Re: i don't know a good title for this....
 
Quote:

Originally Posted by larryace (Post 687828)
My guess would be the normal effect of dissonant notes clashing.

Bingo. Sometimes guitar players will do this by playing the same high pitched harmonic on two different strings at the same time and then dive bombing slowly with the tremolo. The two harmonics go down in pitch at different rates and as the frequencies diverge it creates a building dissonance.

Big_Philly 04-13-2010 09:27 AM

Re: i don't know a good title for this....
 
From a physics point of view, what you heard is called a Beat and is caused by alternating constructive and destructive interference between the two waves. So even when you're not drumming you're creating beats... how cool is that. Anyway, here's a detailed explanation.

Pollyanna 04-13-2010 10:15 AM

Re: i don't know a good title for this....
 
1 Attachment(s)
Philly's got it. The principle is more or less the same as playing 7/4 against 4/4 one time sig against another, and there will be a noticeable moment every 28 bars where it all lines up.
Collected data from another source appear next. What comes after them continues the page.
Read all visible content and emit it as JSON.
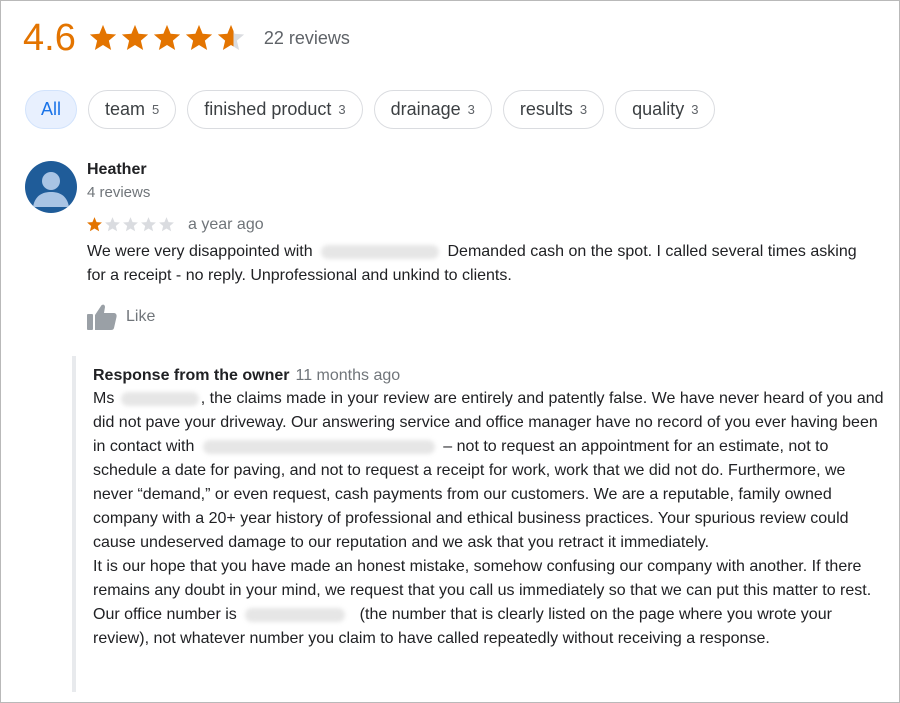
{
  "rating": {
    "value": "4.6",
    "stars": 4.6,
    "count_label": "22 reviews",
    "star_color": "#e37400"
  },
  "chips": [
    {
      "label": "All",
      "count": ""
    },
    {
      "label": "team",
      "count": "5"
    },
    {
      "label": "finished product",
      "count": "3"
    },
    {
      "label": "drainage",
      "count": "3"
    },
    {
      "label": "results",
      "count": "3"
    },
    {
      "label": "quality",
      "count": "3"
    }
  ],
  "review": {
    "author": "Heather",
    "author_sub": "4 reviews",
    "stars": 1,
    "time": "a year ago",
    "text_1": "We were very disappointed with",
    "text_2": "Demanded cash on the spot.  I called several times asking for a receipt - no reply.  Unprofessional and unkind to clients.",
    "like_label": "Like",
    "avatar_icon": "person-icon"
  },
  "owner_response": {
    "title": "Response from the owner",
    "time": "11 months ago",
    "p1_a": "Ms",
    "p1_b": ", the claims made in your review are entirely and patently false. We have never heard of you and did not pave your driveway. Our answering service and office manager have no record of you ever having been in contact with",
    "p1_c": "– not to request an appointment for an estimate, not to schedule a date for paving, and not to request a receipt for work, work that we did not do. Furthermore, we never “demand,” or even request, cash payments from our customers. We are a reputable, family owned company with a 20+ year history of professional and ethical business practices. Your spurious review could cause undeserved damage to our reputation and we ask that you retract it immediately.",
    "p2_a": "It is our hope that you have made an honest mistake, somehow confusing our company with another. If there remains any doubt in your mind, we request that you call us immediately so that we can put this matter to rest. Our office number is",
    "p2_b": "(the number that is clearly listed on the page where you wrote your review), not whatever number you claim to have called repeatedly without receiving a response."
  }
}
I've attached a brief MP3 of the tones 40, then 41, then both together. If you look at the waves in Audacity you'll see that compressing to MP3 distorts the square waves.
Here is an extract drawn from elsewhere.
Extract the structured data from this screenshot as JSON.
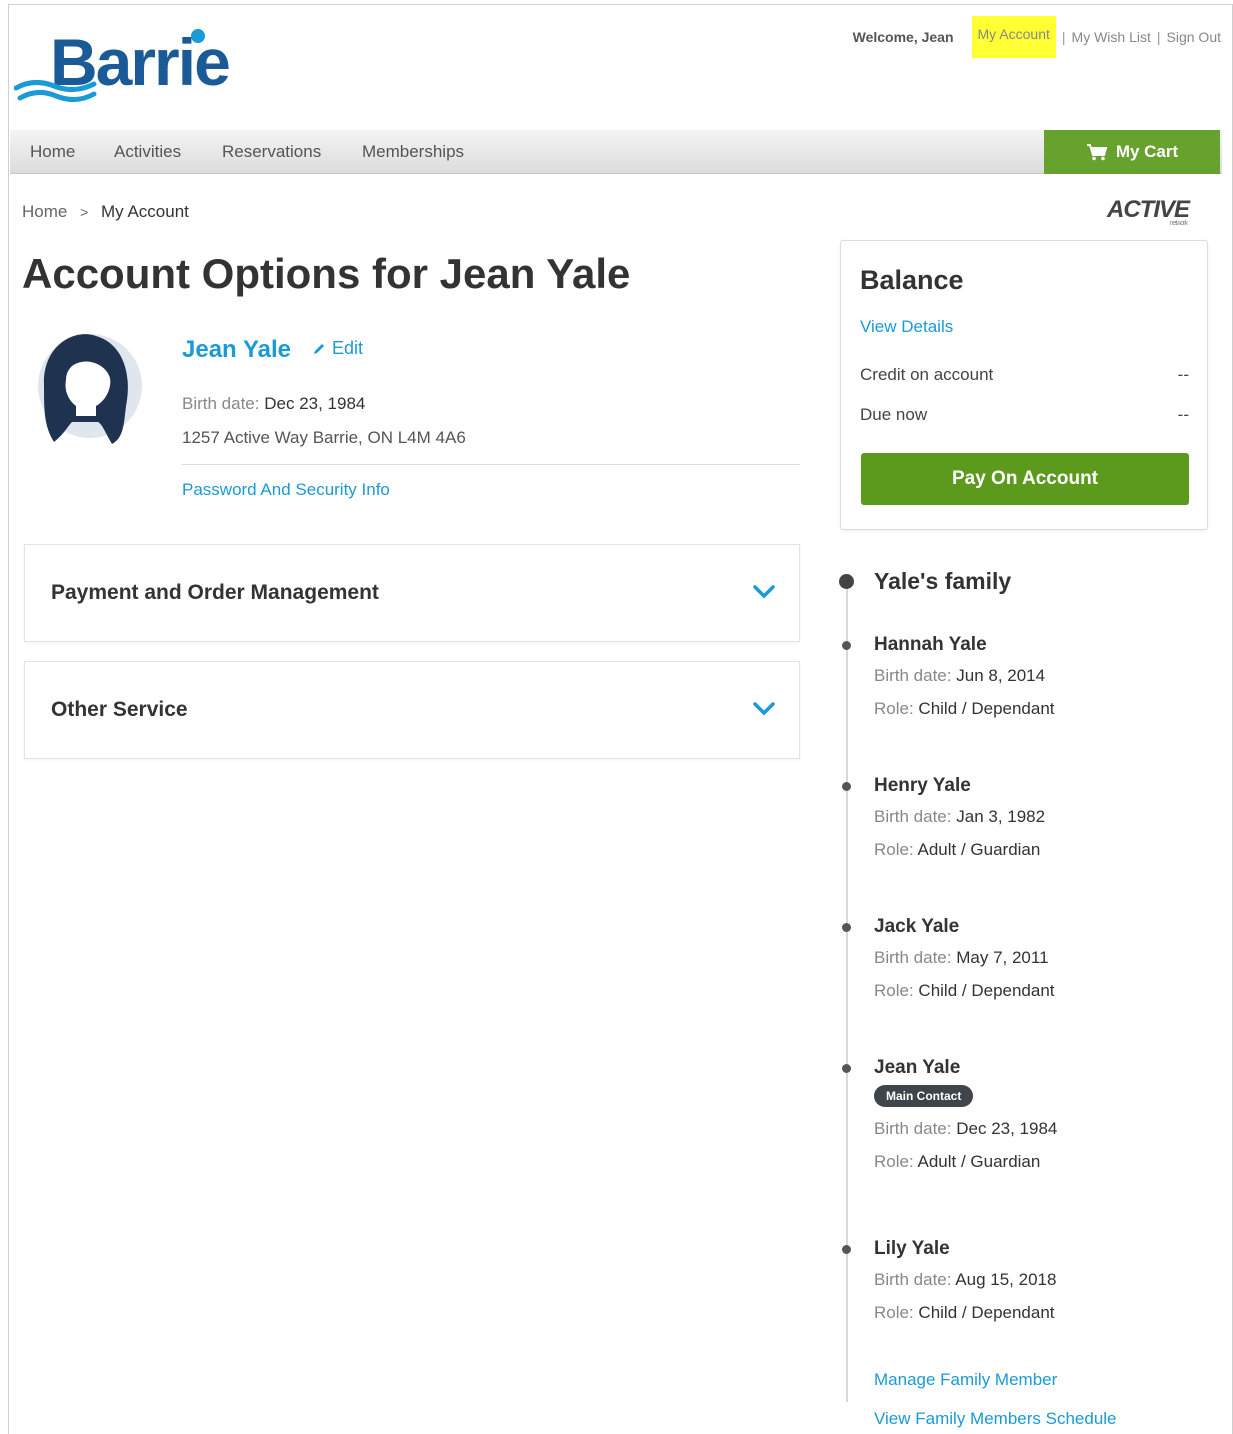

Big_Philly 04-13-2010 10:56 AM

Re: i don't know a good title for this....
 
The closer the two frequencies are, the more distinguishable the beat characteristics. Polly's sound file is a pretty good display of this phenomenon. For two sine waves with frequencies f1 and f2, you will get a wave with frequency (f1+f2)/2, so the average of the frequencies. The amplitude of this wave will be modulated with frequency (f1-f2)/s, so half the difference in frequency. For 40 and 41Hz you'd get a tone of 40.5Hz modulated in amplitude with a frequency of 0.5Hz in the case of sine waves. Rectangular waves are a different story as the waves themselves are a big series of sine waves summed together to create a rectangular wave (see the Fourier Series for more information on this - it's actually pretty cool.
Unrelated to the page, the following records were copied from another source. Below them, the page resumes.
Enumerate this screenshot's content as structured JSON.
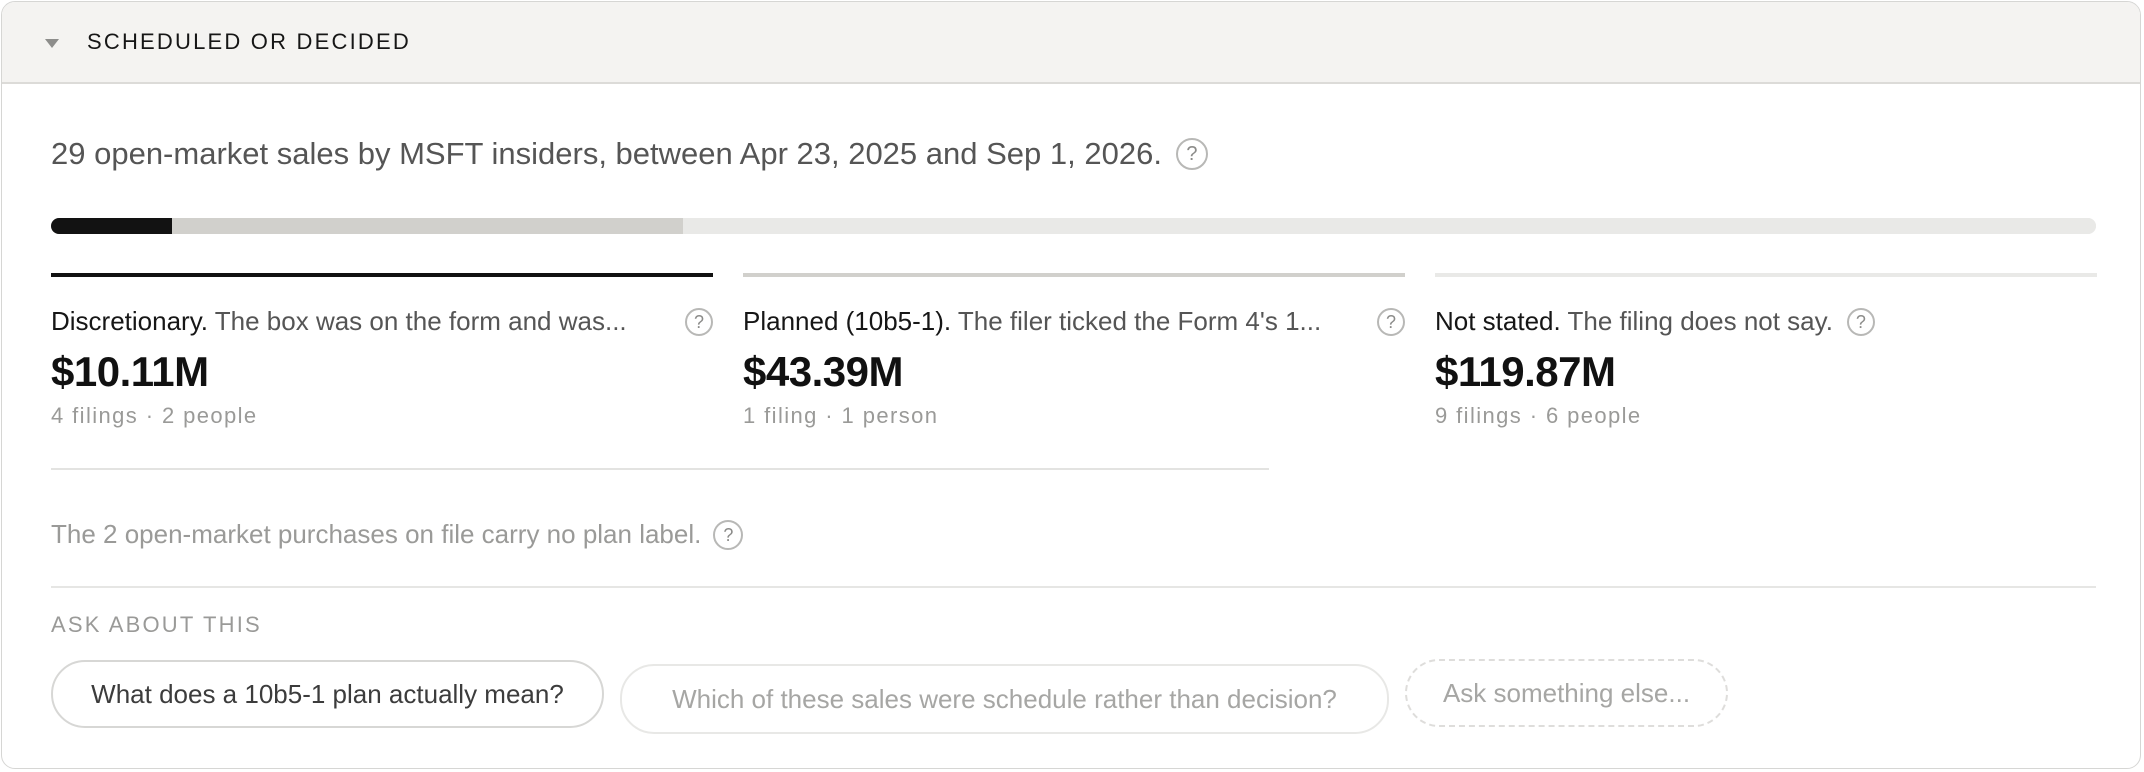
{
  "section": {
    "title": "SCHEDULED OR DECIDED",
    "caret_icon": "caret-down-icon"
  },
  "summary": {
    "text": "29 open-market sales by MSFT insiders, between Apr 23, 2025 and Sep 1, 2026.",
    "help": "?"
  },
  "breakdown_bar": {
    "segments": [
      {
        "name": "discretionary",
        "fraction": 0.059,
        "color": "#121212"
      },
      {
        "name": "planned",
        "fraction": 0.25,
        "color": "#d1d0cc"
      },
      {
        "name": "not_stated",
        "fraction": 0.691,
        "color": "#e9e9e7"
      }
    ]
  },
  "categories": [
    {
      "strong": "Discretionary.",
      "desc": " The box was on the form and was...",
      "help": "?",
      "amount": "$10.11M",
      "meta": "4 filings · 2 people",
      "rule_color": "#111111"
    },
    {
      "strong": "Planned (10b5-1).",
      "desc": " The filer ticked the Form 4's 1...",
      "help": "?",
      "amount": "$43.39M",
      "meta": "1 filing · 1 person",
      "rule_color": "#d1d0cc"
    },
    {
      "strong": "Not stated.",
      "desc": " The filing does not say.",
      "help": "?",
      "amount": "$119.87M",
      "meta": "9 filings · 6 people",
      "rule_color": "#e9e9e7"
    }
  ],
  "purchases_note": {
    "text": "The 2 open-market purchases on file carry no plan label.",
    "help": "?"
  },
  "ask": {
    "heading": "ASK ABOUT THIS",
    "chips": [
      "What does a 10b5-1 plan actually mean?",
      "Which of these sales were schedule rather than decision?"
    ],
    "input_placeholder": "Ask something else..."
  }
}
diosdude 04-13-2010 08:05 PM

Re: i don't know a good title for this....
 
Quote:

Originally Posted by Big_Philly (Post 687969)
The closer the two frequencies are, the more distinguishable the beat characteristics. Polly's sound file is a pretty good display of this phenomenon. For two sine waves with frequencies f1 and f2, you will get a wave with frequency (f1+f2)/2, so the average of the frequencies. The amplitude of this wave will be modulated with frequency (f1-f2)/s, so half the difference in frequency. For 40 and 41Hz you'd get a tone of 40.5Hz modulated in amplitude with a frequency of 0.5Hz in the case of sine waves. Rectangular waves are a different story as the waves themselves are a big series of sine waves summed together to create a rectangular wave (see the Fourier Series for more information on this - it's actually pretty cool.

Mr Spock called and said he wants his brain back.

To the O/P...uh...yeah...I was going to say that too, but Big Philly beat me to it.

drumr0 04-13-2010 09:26 PM

Re: i don't know a good title for this....
 
Could this be the mysterious brown note?

Big_Philly 04-14-2010 11:19 PM

Re: i don't know a good title for this....
 
Quote:

Originally Posted by diosdude (Post 688141)
Mr Spock called and said he wants his brain back.

It's actually quite elementary physics / mathematics (the beat phenomenon - Fourier Series are advanced calculus material). Not even Spock-ish by a long shot.
I hold a Bachelor of Science degree, my BSc assignment was in the field of acoustics so I can consider myself knowledgeable on wave phenomena :)

votard 04-19-2010 12:01 AM

Re: i don't know a good title for this....
 
Quote:

Originally Posted by larryace (Post 687861)
40 - 41 is friggin LOW. You would feel it more than hear it

Square waves (and sawtooth waves) aren't as subtle as sine waves in that sense.

That article on the fourier series was interesting and I think I got the gist of it from the pictures lol, but all that math was yucky. D:

PQleyR 04-20-2010 12:36 PM

Re: i don't know a good title for this....
 
Quote:

Originally Posted by diosdude (Post 687860)
Well, i'm not sure if 40 and 41 fall on a chromatic scale, but if they do, i'd guess they'd be just a half step apart which would be a tri-tone.

They're far far closer together than chromatic notes. Also, tri-tone is six semitones or three steps apart, e.g. C to F sharp, not a half step.